Thirty-five years of matrimony and his words carved into the bone, panging worse than her cancer. With age, the man had been molded into a sickness she’d ignored far too long, didn’t know how to deal with. And moments before, Able had come into the bedroom with a devil’s grin igniting his chicken-neck face. He laid a small brown sack loaded with crumpled bills on the bed. In his crusted eyes was a wilted cellophane glow. Their granddaughter had supposedly ridden to town with him to run an errand, and she asked, “Where’s Knee High?”
Standing, Able rubbed his palms together, a trickle of sweat spitting from his brow. He tongued his lips. Looked Josephine in the eye, said, “Hear me out, Jo. You and me been strugglin’ here with your cancer meds and the boys disappearin’. Knee High needed to put more of her fair share in the coin jar. So I hocked her for cash to Pitchfork and Darnel to help pay for your meds. Let her work off the cash. Come home when all is square. Didn’t see no other way ’round it.”

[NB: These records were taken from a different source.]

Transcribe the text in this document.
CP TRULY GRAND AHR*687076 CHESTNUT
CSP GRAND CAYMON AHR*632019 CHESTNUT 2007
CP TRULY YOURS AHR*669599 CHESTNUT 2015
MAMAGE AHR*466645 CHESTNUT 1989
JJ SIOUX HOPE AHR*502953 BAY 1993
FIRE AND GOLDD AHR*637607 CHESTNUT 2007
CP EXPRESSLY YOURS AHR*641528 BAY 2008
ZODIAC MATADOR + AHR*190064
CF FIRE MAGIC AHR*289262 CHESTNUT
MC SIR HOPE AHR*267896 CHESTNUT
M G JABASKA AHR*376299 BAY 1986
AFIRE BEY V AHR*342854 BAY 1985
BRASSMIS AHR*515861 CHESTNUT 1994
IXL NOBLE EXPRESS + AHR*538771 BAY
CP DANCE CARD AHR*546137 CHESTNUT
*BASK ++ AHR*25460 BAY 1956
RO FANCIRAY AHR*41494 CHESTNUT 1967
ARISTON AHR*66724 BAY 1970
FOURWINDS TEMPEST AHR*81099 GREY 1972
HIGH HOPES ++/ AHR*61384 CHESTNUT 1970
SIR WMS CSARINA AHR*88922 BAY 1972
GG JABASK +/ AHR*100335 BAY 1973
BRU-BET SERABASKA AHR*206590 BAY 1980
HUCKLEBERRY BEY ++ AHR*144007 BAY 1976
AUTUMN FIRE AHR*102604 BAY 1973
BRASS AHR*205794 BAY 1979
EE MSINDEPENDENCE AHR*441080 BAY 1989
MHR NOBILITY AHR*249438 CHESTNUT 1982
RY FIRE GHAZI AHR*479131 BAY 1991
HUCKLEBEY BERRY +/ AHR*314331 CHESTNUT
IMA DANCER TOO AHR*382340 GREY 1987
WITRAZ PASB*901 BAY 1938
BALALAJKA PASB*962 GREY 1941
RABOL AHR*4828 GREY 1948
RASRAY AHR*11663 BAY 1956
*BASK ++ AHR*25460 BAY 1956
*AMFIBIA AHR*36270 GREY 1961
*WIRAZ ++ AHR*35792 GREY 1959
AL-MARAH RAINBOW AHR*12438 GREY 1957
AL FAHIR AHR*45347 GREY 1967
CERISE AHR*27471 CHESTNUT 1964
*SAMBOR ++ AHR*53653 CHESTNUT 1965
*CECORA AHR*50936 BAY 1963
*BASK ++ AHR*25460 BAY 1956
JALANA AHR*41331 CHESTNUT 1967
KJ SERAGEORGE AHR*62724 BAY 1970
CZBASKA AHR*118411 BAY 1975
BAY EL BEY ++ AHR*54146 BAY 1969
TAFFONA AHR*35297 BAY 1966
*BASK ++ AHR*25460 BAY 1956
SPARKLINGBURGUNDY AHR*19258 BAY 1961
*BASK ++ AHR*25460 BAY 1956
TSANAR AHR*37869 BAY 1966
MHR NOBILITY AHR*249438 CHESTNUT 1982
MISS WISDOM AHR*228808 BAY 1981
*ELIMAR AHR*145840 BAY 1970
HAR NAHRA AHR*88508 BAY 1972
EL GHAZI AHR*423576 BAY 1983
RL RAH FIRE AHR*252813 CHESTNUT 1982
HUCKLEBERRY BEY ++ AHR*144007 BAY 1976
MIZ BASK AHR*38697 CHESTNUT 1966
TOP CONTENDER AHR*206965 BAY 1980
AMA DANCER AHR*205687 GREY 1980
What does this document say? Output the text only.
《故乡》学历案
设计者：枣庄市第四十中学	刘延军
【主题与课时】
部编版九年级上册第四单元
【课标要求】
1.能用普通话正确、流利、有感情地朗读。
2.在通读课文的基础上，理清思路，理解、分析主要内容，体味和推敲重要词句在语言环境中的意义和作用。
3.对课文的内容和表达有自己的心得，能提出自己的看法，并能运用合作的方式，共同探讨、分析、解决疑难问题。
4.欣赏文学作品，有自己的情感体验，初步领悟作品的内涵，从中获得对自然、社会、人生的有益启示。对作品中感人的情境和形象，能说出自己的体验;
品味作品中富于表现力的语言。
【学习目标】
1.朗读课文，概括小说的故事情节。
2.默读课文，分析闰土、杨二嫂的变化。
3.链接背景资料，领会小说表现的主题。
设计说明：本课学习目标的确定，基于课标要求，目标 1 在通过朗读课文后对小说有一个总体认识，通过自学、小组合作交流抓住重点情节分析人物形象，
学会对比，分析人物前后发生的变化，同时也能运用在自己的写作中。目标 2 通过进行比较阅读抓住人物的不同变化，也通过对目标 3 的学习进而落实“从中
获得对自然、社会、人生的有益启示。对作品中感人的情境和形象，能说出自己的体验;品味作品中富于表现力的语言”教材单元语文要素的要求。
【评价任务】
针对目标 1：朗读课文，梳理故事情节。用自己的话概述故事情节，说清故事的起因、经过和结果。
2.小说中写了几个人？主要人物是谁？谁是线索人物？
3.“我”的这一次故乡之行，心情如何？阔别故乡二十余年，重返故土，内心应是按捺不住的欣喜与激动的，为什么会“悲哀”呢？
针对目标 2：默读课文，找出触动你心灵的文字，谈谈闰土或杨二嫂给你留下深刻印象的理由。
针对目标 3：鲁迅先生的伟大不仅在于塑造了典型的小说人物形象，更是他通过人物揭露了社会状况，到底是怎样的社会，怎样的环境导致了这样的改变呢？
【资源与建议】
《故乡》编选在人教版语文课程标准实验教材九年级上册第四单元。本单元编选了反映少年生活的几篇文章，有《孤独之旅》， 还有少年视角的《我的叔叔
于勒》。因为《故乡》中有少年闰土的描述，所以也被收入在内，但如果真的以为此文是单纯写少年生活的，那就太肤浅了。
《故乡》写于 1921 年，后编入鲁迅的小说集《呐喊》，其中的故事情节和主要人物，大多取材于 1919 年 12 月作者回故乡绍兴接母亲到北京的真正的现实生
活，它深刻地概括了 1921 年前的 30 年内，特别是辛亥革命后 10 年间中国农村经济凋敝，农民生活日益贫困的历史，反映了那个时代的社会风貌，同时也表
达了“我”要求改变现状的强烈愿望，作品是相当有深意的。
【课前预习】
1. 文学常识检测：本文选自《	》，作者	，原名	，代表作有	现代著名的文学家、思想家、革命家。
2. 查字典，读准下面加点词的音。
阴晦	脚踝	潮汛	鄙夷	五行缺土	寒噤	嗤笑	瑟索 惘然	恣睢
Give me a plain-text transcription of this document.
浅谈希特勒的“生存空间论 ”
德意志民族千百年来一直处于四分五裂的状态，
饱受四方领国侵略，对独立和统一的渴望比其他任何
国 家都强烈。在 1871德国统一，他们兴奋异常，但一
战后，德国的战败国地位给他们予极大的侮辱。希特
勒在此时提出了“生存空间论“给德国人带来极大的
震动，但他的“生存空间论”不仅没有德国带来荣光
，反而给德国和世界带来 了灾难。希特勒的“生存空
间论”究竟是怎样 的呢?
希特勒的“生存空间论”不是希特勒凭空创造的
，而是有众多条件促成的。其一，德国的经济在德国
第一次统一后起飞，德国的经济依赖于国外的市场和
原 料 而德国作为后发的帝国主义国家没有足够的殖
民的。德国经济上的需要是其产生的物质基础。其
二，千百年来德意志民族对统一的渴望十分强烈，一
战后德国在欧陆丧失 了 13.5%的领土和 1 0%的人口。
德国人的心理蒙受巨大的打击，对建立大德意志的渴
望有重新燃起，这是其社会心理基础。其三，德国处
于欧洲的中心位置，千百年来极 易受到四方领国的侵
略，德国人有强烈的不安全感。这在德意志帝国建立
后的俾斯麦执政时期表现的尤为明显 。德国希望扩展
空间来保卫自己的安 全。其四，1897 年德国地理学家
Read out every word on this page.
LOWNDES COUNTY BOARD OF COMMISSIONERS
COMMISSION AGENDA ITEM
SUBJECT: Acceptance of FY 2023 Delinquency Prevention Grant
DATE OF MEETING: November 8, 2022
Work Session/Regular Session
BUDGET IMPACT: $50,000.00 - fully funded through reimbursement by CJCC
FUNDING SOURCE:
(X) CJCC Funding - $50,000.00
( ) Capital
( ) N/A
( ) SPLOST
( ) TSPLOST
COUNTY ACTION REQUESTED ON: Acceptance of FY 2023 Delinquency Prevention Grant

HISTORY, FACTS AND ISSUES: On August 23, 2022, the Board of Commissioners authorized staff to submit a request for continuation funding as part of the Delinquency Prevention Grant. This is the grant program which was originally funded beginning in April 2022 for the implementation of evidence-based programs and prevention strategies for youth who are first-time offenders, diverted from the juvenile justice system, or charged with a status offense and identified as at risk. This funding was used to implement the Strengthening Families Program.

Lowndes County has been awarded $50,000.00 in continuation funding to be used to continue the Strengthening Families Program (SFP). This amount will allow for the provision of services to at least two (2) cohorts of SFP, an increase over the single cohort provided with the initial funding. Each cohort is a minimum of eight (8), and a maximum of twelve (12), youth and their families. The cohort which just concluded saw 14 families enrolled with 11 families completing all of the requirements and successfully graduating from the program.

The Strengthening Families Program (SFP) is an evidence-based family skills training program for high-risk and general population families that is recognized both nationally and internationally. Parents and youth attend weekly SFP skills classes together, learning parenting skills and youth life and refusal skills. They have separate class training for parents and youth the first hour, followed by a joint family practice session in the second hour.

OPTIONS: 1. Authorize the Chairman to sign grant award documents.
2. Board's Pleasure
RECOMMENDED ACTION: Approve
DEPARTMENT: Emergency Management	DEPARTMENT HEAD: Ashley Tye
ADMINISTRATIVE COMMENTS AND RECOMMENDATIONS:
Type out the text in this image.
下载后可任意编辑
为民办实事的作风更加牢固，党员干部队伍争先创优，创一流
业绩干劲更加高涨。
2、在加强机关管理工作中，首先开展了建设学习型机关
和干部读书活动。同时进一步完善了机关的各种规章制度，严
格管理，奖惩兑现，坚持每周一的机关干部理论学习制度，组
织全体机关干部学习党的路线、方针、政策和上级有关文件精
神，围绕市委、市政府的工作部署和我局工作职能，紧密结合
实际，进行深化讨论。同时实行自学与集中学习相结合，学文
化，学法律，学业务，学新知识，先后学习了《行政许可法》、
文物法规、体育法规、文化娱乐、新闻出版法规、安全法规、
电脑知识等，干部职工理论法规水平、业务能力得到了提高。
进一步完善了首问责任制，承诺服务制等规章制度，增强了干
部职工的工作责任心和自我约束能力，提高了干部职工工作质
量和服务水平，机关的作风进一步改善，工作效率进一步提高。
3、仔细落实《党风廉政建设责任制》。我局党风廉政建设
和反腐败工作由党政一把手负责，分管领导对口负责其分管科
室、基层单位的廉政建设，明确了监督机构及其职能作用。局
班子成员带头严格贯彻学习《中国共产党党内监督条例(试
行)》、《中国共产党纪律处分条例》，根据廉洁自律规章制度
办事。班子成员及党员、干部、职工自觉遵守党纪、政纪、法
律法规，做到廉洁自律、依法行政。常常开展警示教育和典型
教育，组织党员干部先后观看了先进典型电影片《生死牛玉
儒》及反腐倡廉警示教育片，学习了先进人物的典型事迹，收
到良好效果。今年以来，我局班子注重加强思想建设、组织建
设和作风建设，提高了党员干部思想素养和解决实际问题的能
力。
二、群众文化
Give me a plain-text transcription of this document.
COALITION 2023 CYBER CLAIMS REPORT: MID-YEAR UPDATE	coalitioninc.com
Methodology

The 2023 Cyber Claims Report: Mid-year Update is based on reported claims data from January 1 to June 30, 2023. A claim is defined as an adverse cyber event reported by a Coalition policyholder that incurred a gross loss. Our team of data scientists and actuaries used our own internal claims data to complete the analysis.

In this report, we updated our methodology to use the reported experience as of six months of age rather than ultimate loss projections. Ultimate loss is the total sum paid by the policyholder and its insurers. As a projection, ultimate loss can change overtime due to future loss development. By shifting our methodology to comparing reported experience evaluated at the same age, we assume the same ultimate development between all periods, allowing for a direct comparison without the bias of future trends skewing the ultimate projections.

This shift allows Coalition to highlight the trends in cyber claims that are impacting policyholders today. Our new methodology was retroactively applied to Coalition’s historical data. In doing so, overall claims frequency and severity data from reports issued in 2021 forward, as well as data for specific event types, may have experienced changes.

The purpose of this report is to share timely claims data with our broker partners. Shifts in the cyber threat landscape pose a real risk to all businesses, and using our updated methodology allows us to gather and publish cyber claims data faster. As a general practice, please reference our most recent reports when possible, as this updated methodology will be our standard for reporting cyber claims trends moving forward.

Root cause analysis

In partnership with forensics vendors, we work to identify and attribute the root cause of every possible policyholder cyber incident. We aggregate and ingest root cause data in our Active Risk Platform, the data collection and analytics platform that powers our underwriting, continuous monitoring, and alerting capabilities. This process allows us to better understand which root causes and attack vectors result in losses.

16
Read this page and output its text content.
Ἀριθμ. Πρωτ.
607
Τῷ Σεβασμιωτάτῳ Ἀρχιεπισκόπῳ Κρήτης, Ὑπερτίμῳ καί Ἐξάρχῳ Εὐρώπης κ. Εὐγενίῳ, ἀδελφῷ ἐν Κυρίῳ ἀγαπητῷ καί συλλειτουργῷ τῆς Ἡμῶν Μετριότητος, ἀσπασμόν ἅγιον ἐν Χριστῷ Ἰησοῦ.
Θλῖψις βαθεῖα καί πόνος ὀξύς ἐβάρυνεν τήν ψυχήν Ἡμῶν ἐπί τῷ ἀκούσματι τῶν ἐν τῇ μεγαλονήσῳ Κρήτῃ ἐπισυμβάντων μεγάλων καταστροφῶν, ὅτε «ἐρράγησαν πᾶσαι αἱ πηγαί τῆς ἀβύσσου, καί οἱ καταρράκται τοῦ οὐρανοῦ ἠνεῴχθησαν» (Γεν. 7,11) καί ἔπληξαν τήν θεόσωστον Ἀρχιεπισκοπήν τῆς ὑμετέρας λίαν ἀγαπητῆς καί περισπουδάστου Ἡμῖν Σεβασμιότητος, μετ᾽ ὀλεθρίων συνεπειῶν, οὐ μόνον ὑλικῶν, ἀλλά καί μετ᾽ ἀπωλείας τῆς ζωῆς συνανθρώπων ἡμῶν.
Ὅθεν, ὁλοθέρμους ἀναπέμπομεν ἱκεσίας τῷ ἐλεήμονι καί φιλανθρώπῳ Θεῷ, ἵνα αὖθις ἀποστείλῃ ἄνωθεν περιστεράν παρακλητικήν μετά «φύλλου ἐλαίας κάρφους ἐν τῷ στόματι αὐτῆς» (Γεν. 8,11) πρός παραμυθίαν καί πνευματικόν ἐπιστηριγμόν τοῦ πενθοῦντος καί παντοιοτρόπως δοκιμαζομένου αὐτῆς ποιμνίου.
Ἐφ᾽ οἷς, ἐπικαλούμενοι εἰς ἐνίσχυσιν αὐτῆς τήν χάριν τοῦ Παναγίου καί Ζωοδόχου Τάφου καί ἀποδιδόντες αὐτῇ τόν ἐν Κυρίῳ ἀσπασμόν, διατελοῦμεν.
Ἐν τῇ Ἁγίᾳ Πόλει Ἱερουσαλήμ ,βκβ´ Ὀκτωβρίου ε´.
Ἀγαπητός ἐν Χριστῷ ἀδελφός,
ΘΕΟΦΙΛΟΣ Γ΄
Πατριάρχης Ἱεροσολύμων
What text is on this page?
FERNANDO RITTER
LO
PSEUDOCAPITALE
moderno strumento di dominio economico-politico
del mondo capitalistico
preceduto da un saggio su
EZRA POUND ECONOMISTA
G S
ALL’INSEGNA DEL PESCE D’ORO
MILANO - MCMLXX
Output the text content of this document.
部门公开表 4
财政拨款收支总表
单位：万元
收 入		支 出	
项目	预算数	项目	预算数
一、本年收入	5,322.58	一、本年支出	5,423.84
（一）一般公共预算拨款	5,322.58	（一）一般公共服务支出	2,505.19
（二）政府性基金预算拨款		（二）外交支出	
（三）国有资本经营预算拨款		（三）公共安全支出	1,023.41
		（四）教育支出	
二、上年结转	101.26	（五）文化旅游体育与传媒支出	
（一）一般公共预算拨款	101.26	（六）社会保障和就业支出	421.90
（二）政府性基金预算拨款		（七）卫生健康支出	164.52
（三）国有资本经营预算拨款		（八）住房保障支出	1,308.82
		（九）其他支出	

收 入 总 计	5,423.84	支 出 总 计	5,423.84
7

Josephine’s jaundiced eyes cleared. She pulled out the Ruger, fingered the trigger, and buried a round in his belly.
Should have done this long ago, she thought, could have protected her own. Her mind wondered about consequence for a split second, too late, and realized this was his and her consequence. Short of breath, propping up her old bones from the bed with the ping of joints and the lactic ache of muscle, Jo quipped, “No other way around it? Oh, they’s ways around it, only I waited too long for direction.”